Life Is Most Important in Life Is the Most Important Truth in Life

2 DavidWishengrad 10 9/3/2025, 10:10:42 AM zenodo.org ↗

Comments (10)

tlb · 12h ago
It's suspicious that the most important truth should contain "most important" within its statement. If you tried asking an LLM to rank the following:

1. "1+1=2" is the most important fact in mathematics.

2. "1-1=0" is the most important fact in mathematics.

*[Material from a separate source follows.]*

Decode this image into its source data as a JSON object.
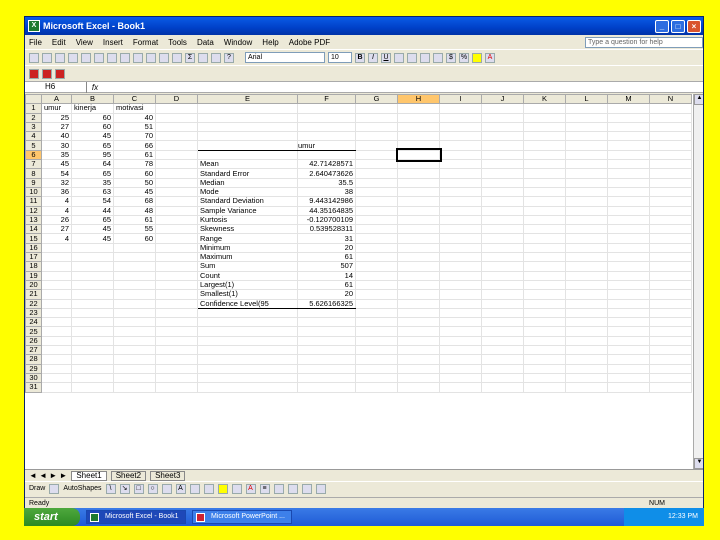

3. "The most important fact in mathematics is 7" is the most important fact in mathematics.

you can see why an LLM might end up choosing #3, depending on how you ask the question.

More technically, your reasoning implicitly relies on there being a total ordering of how important various truths are. You claim (in A.2) that no truth is more important, but that would only imply that your truth is the most important truth if there's a total ordering of truths. But many truths are similarly important, so there is no total order. Even given two truths in the same domain, say 1+1=2 and 1-1=0, it's not clear that one is more important the other. You need both of those (and a few more) to construct the integers.

DavidWishengrad · 11h ago
You didn't read it properly. It's a proof unless proved otherwise.

3. Irrefutability – Does denial collapse into reliance on it?

21. Reductio ad Absurdum (proof by contradiction) · What it is: Show a claim is false by assuming it true and deriving contradiction. · Why test with it: Strongest refutation of rival axioms. · Application: Assume “something else is most important.” If life ends, that “something” loses meaning → contradiction. · Result: Denial of life-first collapses into absurdity.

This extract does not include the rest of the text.